Ekonomi Gig dalam Pandangan Islam

Untuk menjaga kejujuran dan transparansi ini, negara semestinya wajib melakukan intervensi. Namun, dalam sistem ekonomi kapitalis yang berlaku di negeri ini, para pemegang modal besar sering kali mendapatkan aturan yang menguntungkan, sehingga keberpihakan terhadap pekerja gig masih jauh dari harapan. Oleh karena itu, sistem ekonomi Islam menawarkan solusi bagi peran simsar atau platform ini.

Negara wajib memastikan bahwa platform-platform mempraktikkan aturan dan nilai syariah berikut:

Pertama, kejujuran dan amanah. Simsar wajib jujur dalam menyampaikan informasi tentang barang atau jasa dan tidak boleh menyembunyikan kekurangan apa pun. Dalil Al-Qur’an: Surat Al-An’am [6:152] – “…dan sempurnakanlah takaran dan timbangan dengan adil. Kami tidak membebani seseorang melainkan sesuai dengan kesanggupannya. Apabila kamu berbicara, berkatalah jujur, sekalipun dia kerabat(mu)…”

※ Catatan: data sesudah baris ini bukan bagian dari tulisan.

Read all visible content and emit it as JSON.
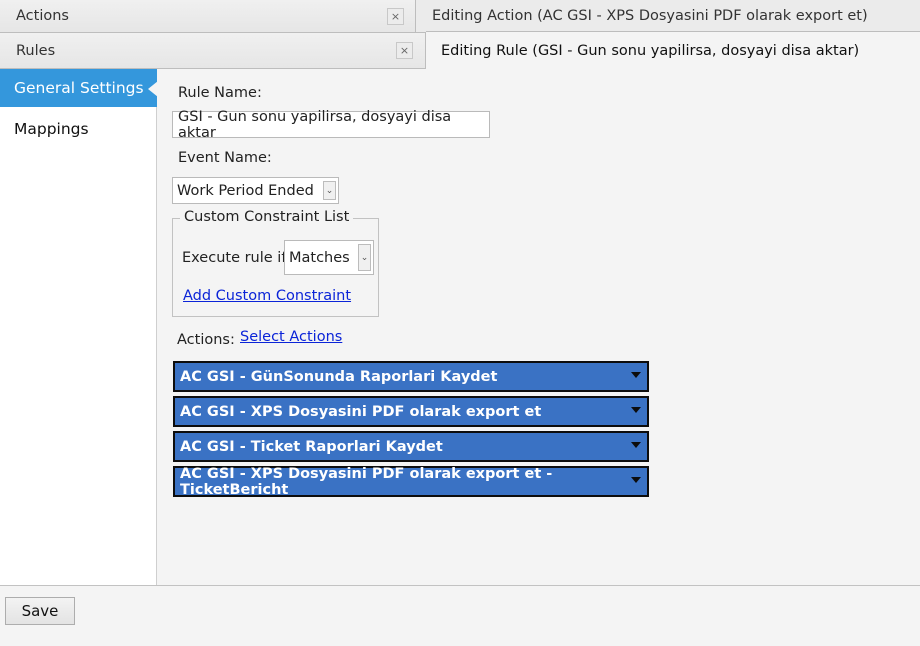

Kedua, transparansi upah/komisi. Upah atau komisi simsar harus jelas, disepakati di awal, dan tidak mengandung ketidakjelasan (gharar). Dalil Al-Qur’an: Surat An-Nisa’ – “Hai orang-orang yang beriman, janganlah kamu saling memakan harta sesamamu dengan jalan yang batil, kecuali dengan jalan perniagaan yang berlaku dengan suka sama-suka di antara kamu…” (Ayat ini menekankan pentingnya kerelaan kedua belah pihak dalam kesepakatan upah yang jelas).

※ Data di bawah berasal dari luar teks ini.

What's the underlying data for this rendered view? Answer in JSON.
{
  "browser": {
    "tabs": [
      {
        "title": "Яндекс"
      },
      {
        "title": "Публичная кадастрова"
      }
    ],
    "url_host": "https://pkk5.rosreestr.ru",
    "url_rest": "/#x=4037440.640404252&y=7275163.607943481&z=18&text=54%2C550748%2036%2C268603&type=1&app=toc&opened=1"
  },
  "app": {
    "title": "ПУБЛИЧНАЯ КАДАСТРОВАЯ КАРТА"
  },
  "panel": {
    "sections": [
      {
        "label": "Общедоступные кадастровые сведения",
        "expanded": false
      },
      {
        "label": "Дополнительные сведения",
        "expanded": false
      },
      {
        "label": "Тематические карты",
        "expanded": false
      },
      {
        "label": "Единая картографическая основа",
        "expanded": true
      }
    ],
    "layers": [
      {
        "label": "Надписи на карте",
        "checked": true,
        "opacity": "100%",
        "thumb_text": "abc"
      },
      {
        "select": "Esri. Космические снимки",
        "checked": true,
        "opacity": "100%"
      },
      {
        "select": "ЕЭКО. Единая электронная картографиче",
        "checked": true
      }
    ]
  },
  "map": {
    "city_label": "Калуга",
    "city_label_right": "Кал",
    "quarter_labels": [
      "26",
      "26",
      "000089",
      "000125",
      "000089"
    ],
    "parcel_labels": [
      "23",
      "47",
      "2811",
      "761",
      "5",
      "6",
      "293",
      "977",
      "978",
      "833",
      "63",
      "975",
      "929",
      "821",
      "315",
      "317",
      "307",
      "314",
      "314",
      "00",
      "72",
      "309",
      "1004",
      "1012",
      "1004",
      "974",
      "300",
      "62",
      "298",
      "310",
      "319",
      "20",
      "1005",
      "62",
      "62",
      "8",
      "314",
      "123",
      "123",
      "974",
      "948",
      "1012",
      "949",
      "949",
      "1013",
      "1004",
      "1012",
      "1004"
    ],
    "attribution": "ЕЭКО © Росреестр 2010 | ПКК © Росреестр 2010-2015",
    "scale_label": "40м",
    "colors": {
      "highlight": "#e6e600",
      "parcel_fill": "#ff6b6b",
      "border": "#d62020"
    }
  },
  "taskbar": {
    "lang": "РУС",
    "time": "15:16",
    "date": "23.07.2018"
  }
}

Ketiga, tidak ada kezaliman dan suap. Simsar tidak boleh berbuat zalim, memihak secara tidak adil, atau menerima suap (risywah) untuk memanipulasi transaksi. Dalil Al-Qur’an: Surat Al-Baqarah [2:188] – “Dan janganlah sebahagian kamu memakan harta sebahagian yang lain di antara kamu dengan jalan yang batil dan (janganlah) kamu membawa (urusan) harta itu kepada hakim, supaya kamu dapat memakan sebahagian daripada harta benda orang lain itu dengan (jalan berbuat) dosa, padahal kamu mengetahui.”

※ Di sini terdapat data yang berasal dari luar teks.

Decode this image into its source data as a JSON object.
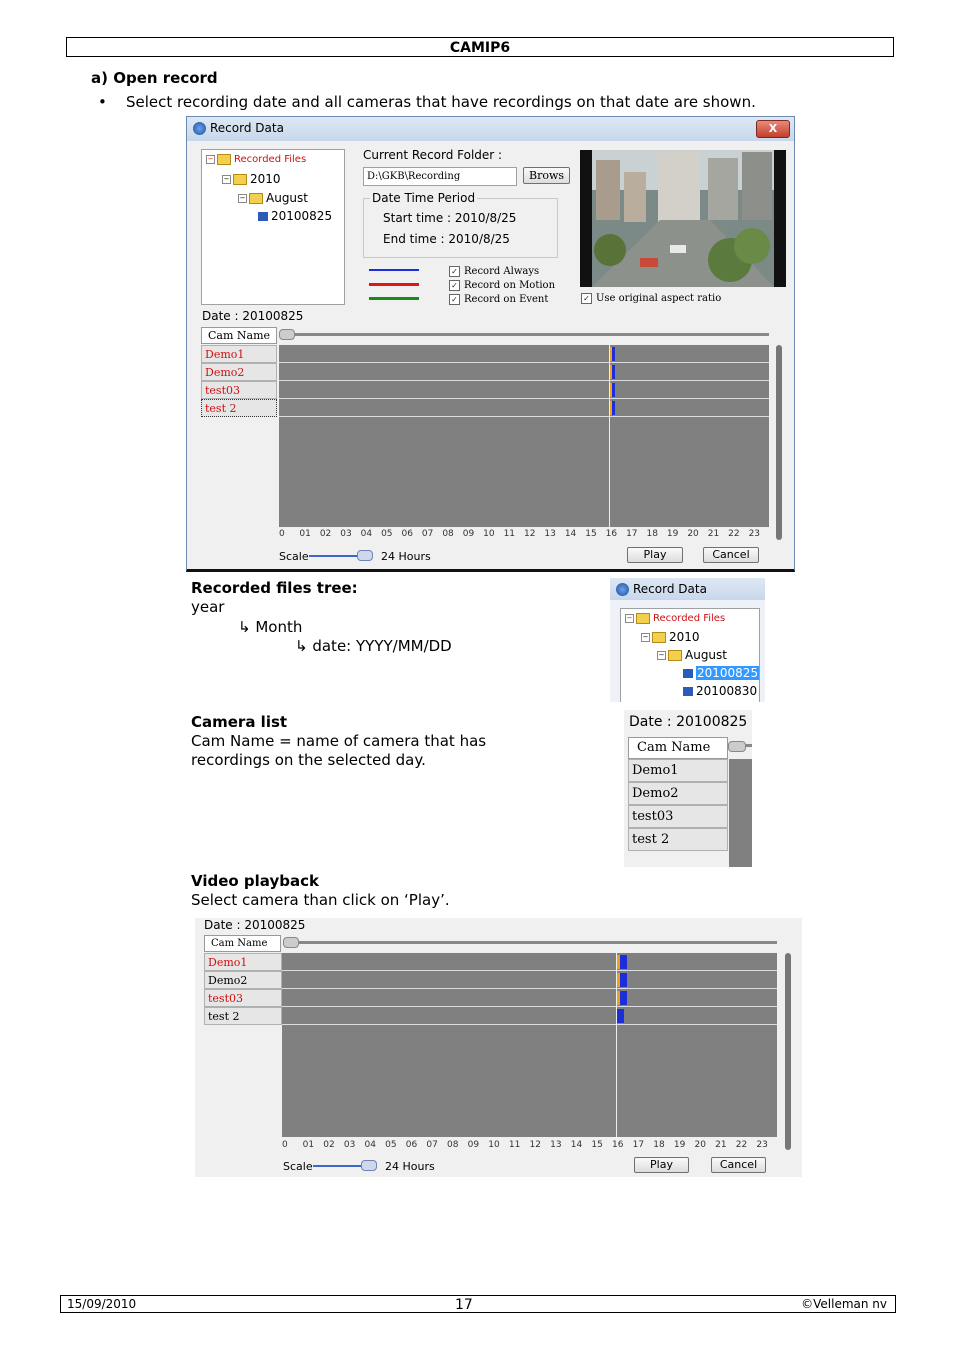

Keempat, objek transaksi harus halal. Simsar hanya boleh memperantarai barang atau jasa yang diizinkan (halal) dalam syariat Islam. Dalil Al-Qur’an: Surat Al-Baqarah [2:275] – “…Padahal Allah telah menghalalkan jual beli dan mengharamkan riba…” (Ayat ini menegaskan prinsip kehalalan transaksi jual beli dan larangan terhadap yang haram).

Kelima, tolong-menolong dalam kebaikan. Peran simsar harus bertujuan untuk memfasilitasi transaksi yang membawa kebaikan dan manfaat bagi semua pihak. Dalil Al-Qur’an: Surat Al-Maidah [5:2] – “…Dan tolong-menolonglah kamu dalam (mengerjakan) kebajikan dan takwa, dan jangan tolong-menolong dalam berbuat dosa dan pelanggaran…”

Relevansi Sejarah dan Panggilan Berdakwah

Sistem Islam dalam mengatur ekonomi gig bukanlah hal yang baru. Dalam sejarah kekhalifahan Islam, meskipun konsep “gig ekonomi” modern tidak ada karena belum ada platform digital dan struktur sosial yang mendukungnya, kita bisa melihat analogi longgar pada beberapa jenis pekerjaan sementara yang dibayar per tugas.

Contohnya adalah pengangkut barang harian (hamal/naqil) yang dibayar per perjalanan, penulis atau penyalin dokumen (katib) yang bekerja berdasarkan proyek, makelar atau perantara jual beli (simsar/dallaal) yang mendapat komisi per transaksi berhasil, pemandu perjalanan atau karavan yang dipekerjakan untuk rute tertentu, dan pekerja musiman di pertanian yang dibutuhkan saat panen. Meskipun tanpa platform digital, pekerjaan-pekerjaan ini mencerminkan prinsip dasar ekonomi gig: pekerjaan fleksibel, berbasis tugas, dan pembayaran berdasarkan hasil.

Dengan demikian, sesungguhnya Islam adalah ideologi paling sempurna dan paling sesuai fitrah manusia. Semua permasalahan yang kita hadapi saat ini, termasuk dalam ekonomi gig, pada dasarnya karena umat muslim belum menerapkan Islam secara kafah.

Oleh sebab itu, penulis mengajak para pembaca agar senantiasa mencintai Islam secara kafah, bersedia mempelajari lebih dalam, kemudian ikut mendakwahkan Islam kafah agar seluruh permasalahan umat bisa terselesaikan dengan cara yang diridai Allah SWT.[]

Imam Suyudi, Praktisi Bisnis Syariah.